Creating Webhook in GitHub#

  1. Begin by accessing the repository where you plan to set up the webhook. In your source code GitHub repository, locate and click on the Settings tab.

    Repository settings

  2. Within the repository settings, navigate to the Webhooks section. This is where you can manage and configure webhooks for your repository.

    Webhook

  3. Click on the option to Add a new webhook to initiate the process of creating a new webhook for your repository.

    Webhook

  4. To set up the webhook, you'll need the URL of the pipeline-as-code interceptor. This URL is used to connect GitHub with your SAAP's pipeline system.

  5. Ask the SAAP admin to provide you with the Interceptor URL "route" from the project or namespace where the pipeline-as-code is installed.

  6. Back in the GitHub repository's webhook settings, enter the pipeline-as-code interceptor URL you obtained in the previous step in the Payload URL.

  7. Choose Content type as application/json.

  8. Let's create a secret for our webhook to make it secure. Open up a terminal and generate a random secret with this command.

    openssl rand -hex 20
    

    Now copy it and paste it under Secret section in Webhook.

    Note

    Save the secret because we will need it later when we add it in to Vault.

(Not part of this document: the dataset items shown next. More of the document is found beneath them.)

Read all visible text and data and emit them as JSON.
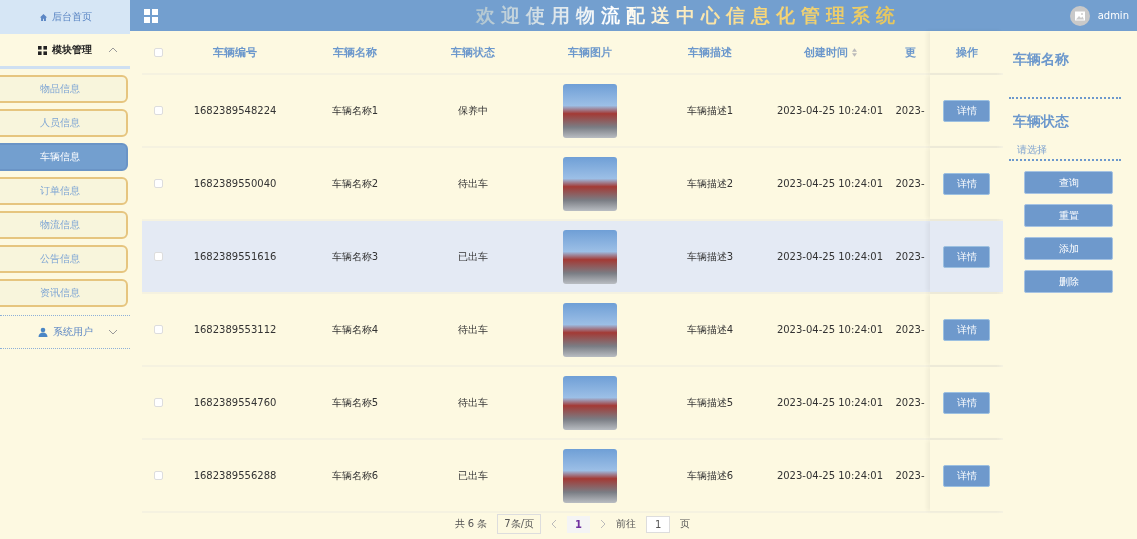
{
  "header": {
    "title": "欢迎使用物流配送中心信息化管理系统",
    "user": "admin"
  },
  "sidebar": {
    "home": "后台首页",
    "groups": [
      {
        "label": "模块管理",
        "expanded": true,
        "items": [
          {
            "label": "物品信息",
            "selected": false
          },
          {
            "label": "人员信息",
            "selected": false
          },
          {
            "label": "车辆信息",
            "selected": true
          },
          {
            "label": "订单信息",
            "selected": false
          },
          {
            "label": "物流信息",
            "selected": false
          },
          {
            "label": "公告信息",
            "selected": false
          },
          {
            "label": "资讯信息",
            "selected": false
          }
        ]
      },
      {
        "label": "系统用户",
        "expanded": false
      }
    ]
  },
  "table": {
    "all_checked": false,
    "columns": [
      "车辆编号",
      "车辆名称",
      "车辆状态",
      "车辆图片",
      "车辆描述",
      "创建时间",
      "更"
    ],
    "action_column": "操作",
    "rows": [
      {
        "checked": false,
        "hovered": false,
        "id": "1682389548224",
        "name": "车辆名称1",
        "status": "保养中",
        "description": "车辆描述1",
        "created": "2023-04-25 10:24:01",
        "column_8": "2023-",
        "action": "详情"
      },
      {
        "checked": false,
        "hovered": false,
        "id": "1682389550040",
        "name": "车辆名称2",
        "status": "待出车",
        "description": "车辆描述2",
        "created": "2023-04-25 10:24:01",
        "column_8": "2023-",
        "action": "详情"
      },
      {
        "checked": false,
        "hovered": true,
        "id": "1682389551616",
        "name": "车辆名称3",
        "status": "已出车",
        "description": "车辆描述3",
        "created": "2023-04-25 10:24:01",
        "column_8": "2023-",
        "action": "详情"
      },
      {
        "checked": false,
        "hovered": false,
        "id": "1682389553112",
        "name": "车辆名称4",
        "status": "待出车",
        "description": "车辆描述4",
        "created": "2023-04-25 10:24:01",
        "column_8": "2023-",
        "action": "详情"
      },
      {
        "checked": false,
        "hovered": false,
        "id": "1682389554760",
        "name": "车辆名称5",
        "status": "待出车",
        "description": "车辆描述5",
        "created": "2023-04-25 10:24:01",
        "column_8": "2023-",
        "action": "详情"
      },
      {
        "checked": false,
        "hovered": false,
        "id": "1682389556288",
        "name": "车辆名称6",
        "status": "已出车",
        "description": "车辆描述6",
        "created": "2023-04-25 10:24:01",
        "column_8": "2023-",
        "action": "详情"
      }
    ]
  },
  "pagination": {
    "total": "共 6 条",
    "page_size": "7条/页",
    "pages": [
      {
        "label": "1",
        "selected": true
      }
    ],
    "goto_label": "前往",
    "goto_value": "1",
    "goto_suffix": "页"
  },
  "search": {
    "name_label": "车辆名称",
    "status_label": "车辆状态",
    "status_placeholder": "请选择",
    "buttons": [
      "查询",
      "重置",
      "添加",
      "删除"
    ]
  }
}
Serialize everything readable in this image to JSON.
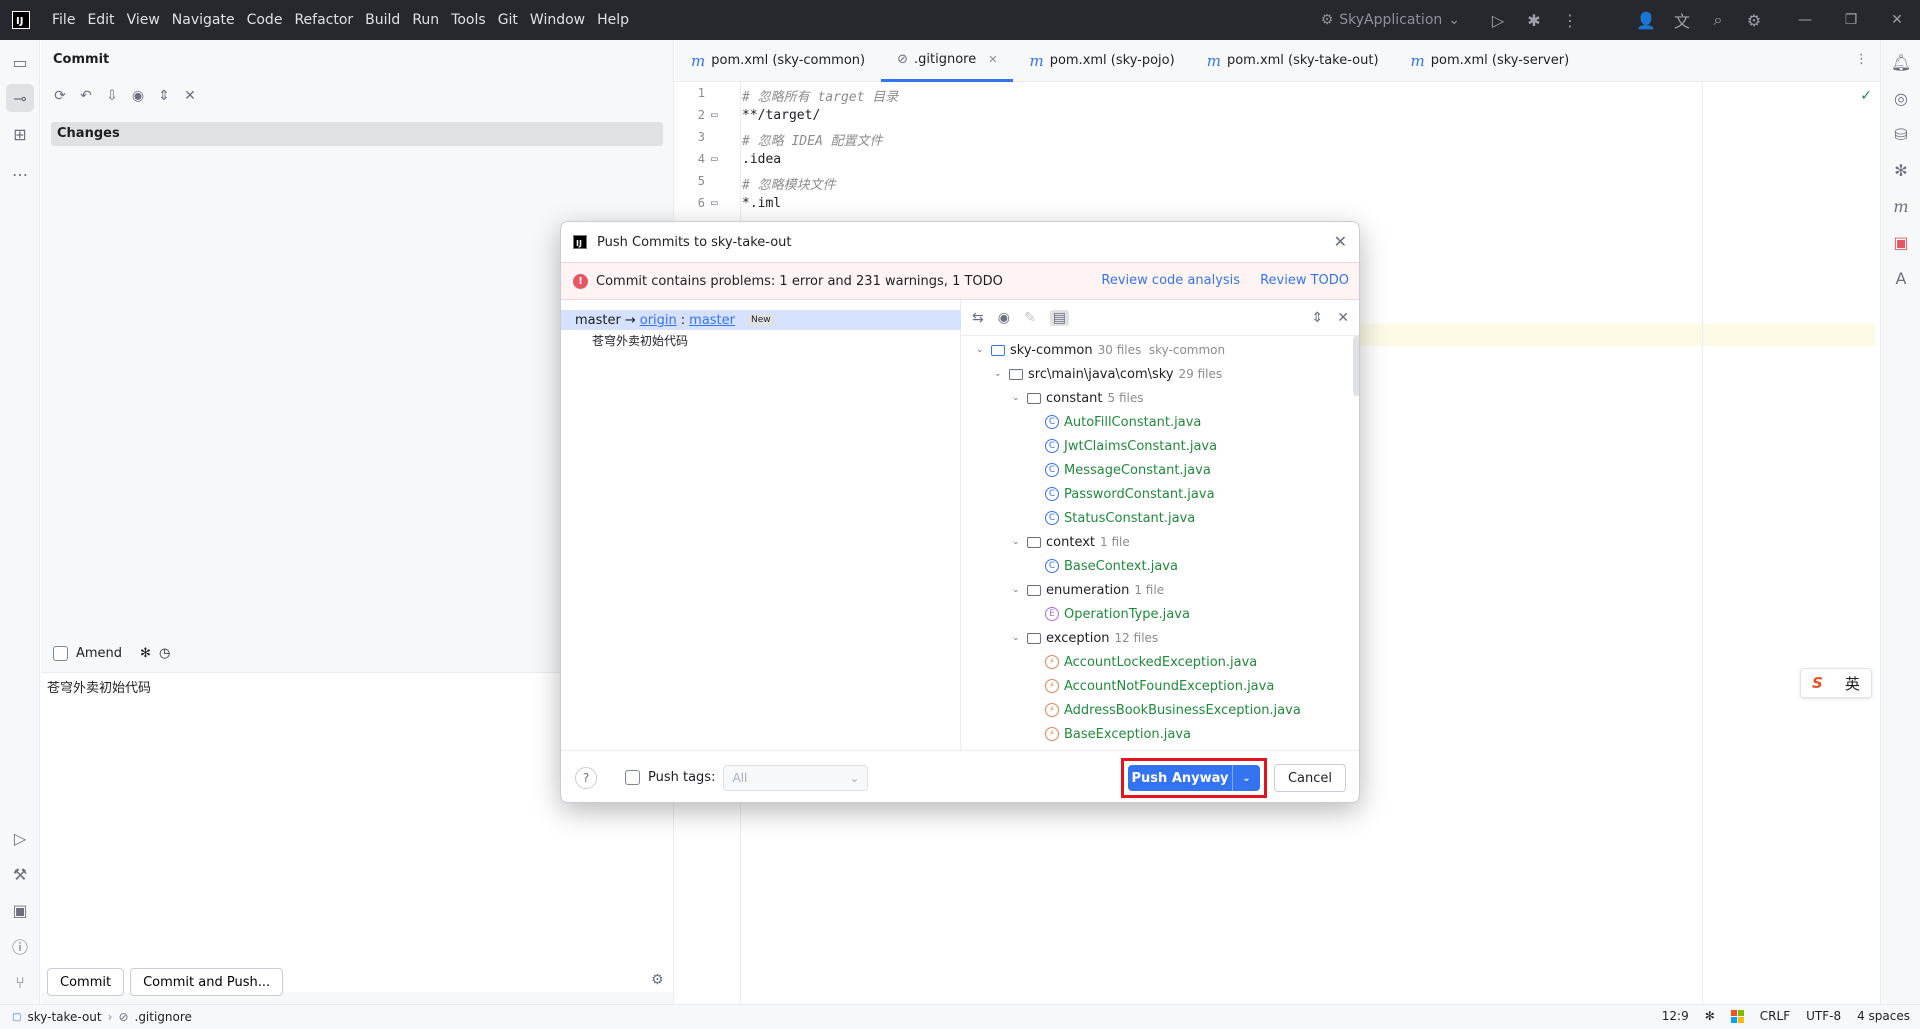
{
  "menu": [
    "File",
    "Edit",
    "View",
    "Navigate",
    "Code",
    "Refactor",
    "Build",
    "Run",
    "Tools",
    "Git",
    "Window",
    "Help"
  ],
  "titlebar": {
    "run_config": "SkyApplication"
  },
  "commit_panel": {
    "title": "Commit",
    "changes_label": "Changes",
    "amend_label": "Amend",
    "message": "苍穹外卖初始代码",
    "commit_button": "Commit",
    "commit_push_button": "Commit and Push..."
  },
  "editor": {
    "tabs": [
      {
        "label": "pom.xml (sky-common)",
        "icon": "m"
      },
      {
        "label": ".gitignore",
        "icon": "ignore"
      },
      {
        "label": "pom.xml (sky-pojo)",
        "icon": "m"
      },
      {
        "label": "pom.xml (sky-take-out)",
        "icon": "m"
      },
      {
        "label": "pom.xml (sky-server)",
        "icon": "m"
      }
    ],
    "lines": [
      {
        "num": "1",
        "text": "# 忽略所有 target 目录",
        "comment": true
      },
      {
        "num": "2",
        "text": "**/target/",
        "comment": false
      },
      {
        "num": "3",
        "text": "# 忽略 IDEA 配置文件",
        "comment": true
      },
      {
        "num": "4",
        "text": ".idea",
        "comment": false
      },
      {
        "num": "5",
        "text": "# 忽略模块文件",
        "comment": true
      },
      {
        "num": "6",
        "text": "*.iml",
        "comment": false
      }
    ]
  },
  "ime": {
    "logo": "S",
    "lang": "英"
  },
  "statusbar": {
    "project": "sky-take-out",
    "file": ".gitignore",
    "position": "12:9",
    "line_sep": "CRLF",
    "encoding": "UTF-8",
    "indent": "4 spaces"
  },
  "dialog": {
    "title": "Push Commits to sky-take-out",
    "banner": "Commit contains problems: 1 error and 231 warnings, 1 TODO",
    "review_analysis": "Review code analysis",
    "review_todo": "Review TODO",
    "branch": {
      "local": "master",
      "arrow": "→",
      "remote": "origin",
      "sep": ":",
      "remote_branch": "master",
      "badge": "New"
    },
    "commit_message": "苍穹外卖初始代码",
    "tree": [
      {
        "name": "sky-common",
        "meta": "30 files  sky-common",
        "level": 0,
        "kind": "module"
      },
      {
        "name": "src\\main\\java\\com\\sky",
        "meta": "29 files",
        "level": 1,
        "kind": "folder"
      },
      {
        "name": "constant",
        "meta": "5 files",
        "level": 2,
        "kind": "folder"
      },
      {
        "name": "AutoFillConstant.java",
        "meta": "",
        "level": 3,
        "kind": "class"
      },
      {
        "name": "JwtClaimsConstant.java",
        "meta": "",
        "level": 3,
        "kind": "class"
      },
      {
        "name": "MessageConstant.java",
        "meta": "",
        "level": 3,
        "kind": "class"
      },
      {
        "name": "PasswordConstant.java",
        "meta": "",
        "level": 3,
        "kind": "class"
      },
      {
        "name": "StatusConstant.java",
        "meta": "",
        "level": 3,
        "kind": "class"
      },
      {
        "name": "context",
        "meta": "1 file",
        "level": 2,
        "kind": "folder"
      },
      {
        "name": "BaseContext.java",
        "meta": "",
        "level": 3,
        "kind": "class"
      },
      {
        "name": "enumeration",
        "meta": "1 file",
        "level": 2,
        "kind": "folder"
      },
      {
        "name": "OperationType.java",
        "meta": "",
        "level": 3,
        "kind": "enum"
      },
      {
        "name": "exception",
        "meta": "12 files",
        "level": 2,
        "kind": "folder"
      },
      {
        "name": "AccountLockedException.java",
        "meta": "",
        "level": 3,
        "kind": "exception"
      },
      {
        "name": "AccountNotFoundException.java",
        "meta": "",
        "level": 3,
        "kind": "exception"
      },
      {
        "name": "AddressBookBusinessException.java",
        "meta": "",
        "level": 3,
        "kind": "exception"
      },
      {
        "name": "BaseException.java",
        "meta": "",
        "level": 3,
        "kind": "exception"
      }
    ],
    "push_tags_label": "Push tags:",
    "push_tags_value": "All",
    "push_button": "Push Anyway",
    "cancel_button": "Cancel",
    "help": "?"
  }
}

  9. Choose the specific events that should trigger the webhook. Click “Let me select individual events” and select the following events to trigger the webhook:

    • Commit status
    • Issue comments
    • Pushes
    • pull requests
  10. Click on Add webhook/Update webhook.

    Webhook details

    Once you've entered the interceptor URL and chosen the triggering events, proceed to add the webhook. This will establish the connection between your GitHub repository and SAAP pipeline.

    Note

    For GitLab Webhook configuration follow this, for Bitbucket webhook configuration follow this.

Adding Webhook Secret to Vault#

  1. Access Vault from Forecastle console, search Vault and open the Vault tile.

    Forecastle

  2. From the drop-down menu under Method, select OIDC and click on Sign in with OIDC Provider.

    login-oidcs

  3. You will be brought to the Vault console. You should see the key/value path for .

    Vault tenant

  4. Click on <your-tenant>/kv/.

  5. You will now be brought to the secrets and the configurations in Vault for . Click on create secret.

    create-secret

  6. Let's create a github-webhook-config secret for our webhook secret. Write the name of the secret in path which is github-webhook-config. Add secret data, key: webhook.secret, value: (your webhook secret). Hit save.

    webhook secret

Add External Secret#

  1. Head over to the apps-gitops-config repository.

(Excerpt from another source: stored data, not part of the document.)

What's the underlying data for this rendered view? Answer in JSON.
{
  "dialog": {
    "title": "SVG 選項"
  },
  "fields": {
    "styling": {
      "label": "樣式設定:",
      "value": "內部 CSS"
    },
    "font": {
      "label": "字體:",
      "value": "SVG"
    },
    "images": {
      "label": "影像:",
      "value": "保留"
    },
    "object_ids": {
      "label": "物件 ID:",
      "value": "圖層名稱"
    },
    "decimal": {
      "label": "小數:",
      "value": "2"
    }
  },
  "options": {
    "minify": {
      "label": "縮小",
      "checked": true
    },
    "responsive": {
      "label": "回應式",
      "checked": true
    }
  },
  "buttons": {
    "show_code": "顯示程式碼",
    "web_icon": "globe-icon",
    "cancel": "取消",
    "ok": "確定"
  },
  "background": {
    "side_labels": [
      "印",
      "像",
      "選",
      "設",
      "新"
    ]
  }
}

  2. If you have followed the tutorial on configuring apps-gitops-config repository correctly, you should already have your tenant folder at the root of this repository. Open the tenant folder.

  3. Navigate to the application folder. In our case it will be stakater-nordmart-review-api

  4. Now open up the build folder.

  5. Create a file named github-webhook-config.yaml and add in the below content. Replace the Url with your application repository's Url.

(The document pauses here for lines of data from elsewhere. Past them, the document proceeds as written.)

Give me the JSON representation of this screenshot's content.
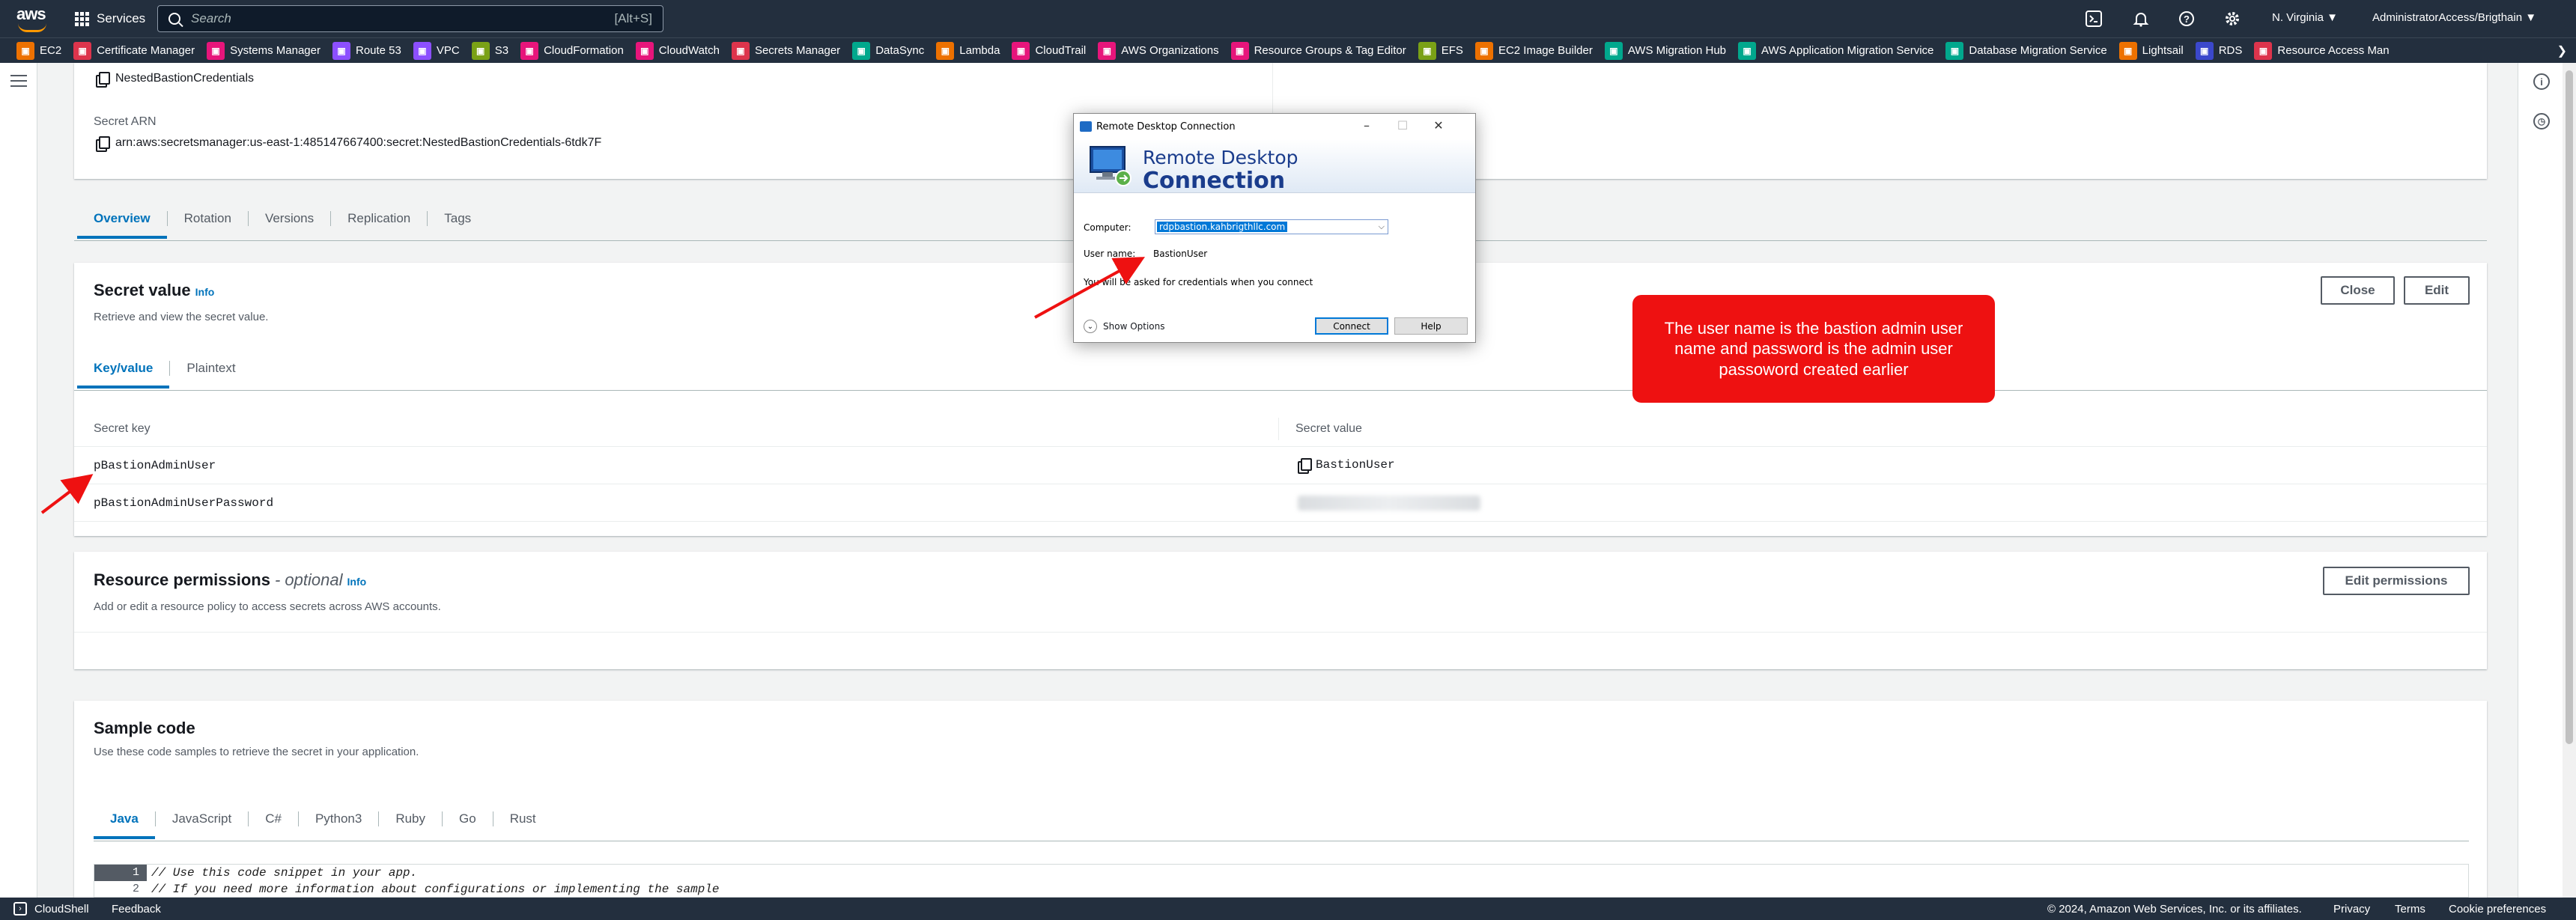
{
  "topnav": {
    "logo_text": "aws",
    "services_label": "Services",
    "search_placeholder": "Search",
    "search_shortcut": "[Alt+S]",
    "region": "N. Virginia ▼",
    "account": "AdministratorAccess/Brigthain ▼"
  },
  "favorites": [
    {
      "label": "EC2",
      "color": "#ed7100",
      "icon": "ec2-icon"
    },
    {
      "label": "Certificate Manager",
      "color": "#dd344c",
      "icon": "certificate-manager-icon"
    },
    {
      "label": "Systems Manager",
      "color": "#e7157b",
      "icon": "systems-manager-icon"
    },
    {
      "label": "Route 53",
      "color": "#8c4fff",
      "icon": "route53-icon"
    },
    {
      "label": "VPC",
      "color": "#8c4fff",
      "icon": "vpc-icon"
    },
    {
      "label": "S3",
      "color": "#7aa116",
      "icon": "s3-icon"
    },
    {
      "label": "CloudFormation",
      "color": "#e7157b",
      "icon": "cloudformation-icon"
    },
    {
      "label": "CloudWatch",
      "color": "#e7157b",
      "icon": "cloudwatch-icon"
    },
    {
      "label": "Secrets Manager",
      "color": "#dd344c",
      "icon": "secrets-manager-icon"
    },
    {
      "label": "DataSync",
      "color": "#01a88d",
      "icon": "datasync-icon"
    },
    {
      "label": "Lambda",
      "color": "#ed7100",
      "icon": "lambda-icon"
    },
    {
      "label": "CloudTrail",
      "color": "#e7157b",
      "icon": "cloudtrail-icon"
    },
    {
      "label": "AWS Organizations",
      "color": "#e7157b",
      "icon": "organizations-icon"
    },
    {
      "label": "Resource Groups & Tag Editor",
      "color": "#e7157b",
      "icon": "resource-groups-icon"
    },
    {
      "label": "EFS",
      "color": "#7aa116",
      "icon": "efs-icon"
    },
    {
      "label": "EC2 Image Builder",
      "color": "#ed7100",
      "icon": "image-builder-icon"
    },
    {
      "label": "AWS Migration Hub",
      "color": "#01a88d",
      "icon": "migration-hub-icon"
    },
    {
      "label": "AWS Application Migration Service",
      "color": "#01a88d",
      "icon": "app-migration-icon"
    },
    {
      "label": "Database Migration Service",
      "color": "#01a88d",
      "icon": "dms-icon"
    },
    {
      "label": "Lightsail",
      "color": "#ed7100",
      "icon": "lightsail-icon"
    },
    {
      "label": "RDS",
      "color": "#3b48cc",
      "icon": "rds-icon"
    },
    {
      "label": "Resource Access Man",
      "color": "#dd344c",
      "icon": "ram-icon"
    }
  ],
  "details": {
    "secret_name": "NestedBastionCredentials",
    "arn_label": "Secret ARN",
    "arn_value": "arn:aws:secretsmanager:us-east-1:485147667400:secret:NestedBastionCredentials-6tdk7F"
  },
  "main_tabs": [
    "Overview",
    "Rotation",
    "Versions",
    "Replication",
    "Tags"
  ],
  "secret_value": {
    "title": "Secret value",
    "info": "Info",
    "description": "Retrieve and view the secret value.",
    "close_label": "Close",
    "edit_label": "Edit",
    "tabs": [
      "Key/value",
      "Plaintext"
    ],
    "col_key": "Secret key",
    "col_value": "Secret value",
    "rows": [
      {
        "key": "pBastionAdminUser",
        "value": "BastionUser"
      },
      {
        "key": "pBastionAdminUserPassword",
        "value": "[blurred]"
      }
    ]
  },
  "resource_permissions": {
    "title": "Resource permissions",
    "optional": "- optional",
    "info": "Info",
    "description": "Add or edit a resource policy to access secrets across AWS accounts.",
    "edit_label": "Edit permissions"
  },
  "sample_code": {
    "title": "Sample code",
    "description": "Use these code samples to retrieve the secret in your application.",
    "tabs": [
      "Java",
      "JavaScript",
      "C#",
      "Python3",
      "Ruby",
      "Go",
      "Rust"
    ],
    "lines": [
      {
        "num": "1",
        "text": "// Use this code snippet in your app."
      },
      {
        "num": "2",
        "text": "// If you need more information about configurations or implementing the sample"
      }
    ]
  },
  "rdp": {
    "window_title": "Remote Desktop Connection",
    "banner_line1": "Remote Desktop",
    "banner_line2": "Connection",
    "computer_label": "Computer:",
    "computer_value": "rdpbastion.kahbrigthllc.com",
    "username_label": "User name:",
    "username_value": "BastionUser",
    "note": "You will be asked for credentials when you connect",
    "show_options": "Show Options",
    "connect": "Connect",
    "help": "Help"
  },
  "annotation": {
    "text": "The user name is the bastion admin user name and password is the admin user passoword created earlier",
    "color": "#ee1111"
  },
  "footer": {
    "cloudshell": "CloudShell",
    "feedback": "Feedback",
    "copyright": "© 2024, Amazon Web Services, Inc. or its affiliates.",
    "privacy": "Privacy",
    "terms": "Terms",
    "cookies": "Cookie preferences"
  },
  "colors": {
    "nav": "#232f3e",
    "link": "#0073bb",
    "accent": "#ff9900"
  }
}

    apiVersion: external-secrets.io/v1beta1
    kind: ExternalSecret
    metadata:
    name: github-webhook-config
    spec:
    secretStoreRef:
         name: tenant-vault-secret-store
         kind: SecretStore
    refreshInterval: "1m0s"
    target:
         name: github-webhook-config
         creationPolicy: 'Owner'
         template:
         data:
         provider.token: "{{ .password | toString }}"
         webhook.secret: "{{ .secret | toString }}"
    data:
         - secretKey: password
         remoteRef:
         key: github-webhook-config
         property: provider.token
         - secretKey: secret
         remoteRef:
         key: github-webhook-config
         property: webhook.secret
    

    GitHub-webhook-config-es

  6. Now open up ArgoCD and look for this External Secret. If everything was added correctly, you will see a secret created from this External Secret.

    GitHub-webhook-config-argo

  7. You can also check this secret by navigation to <tenant>-build namespace and searching for the secret.

    GitHub-webhook-config-secret

Great! We have everything set up for creating the Repository CR.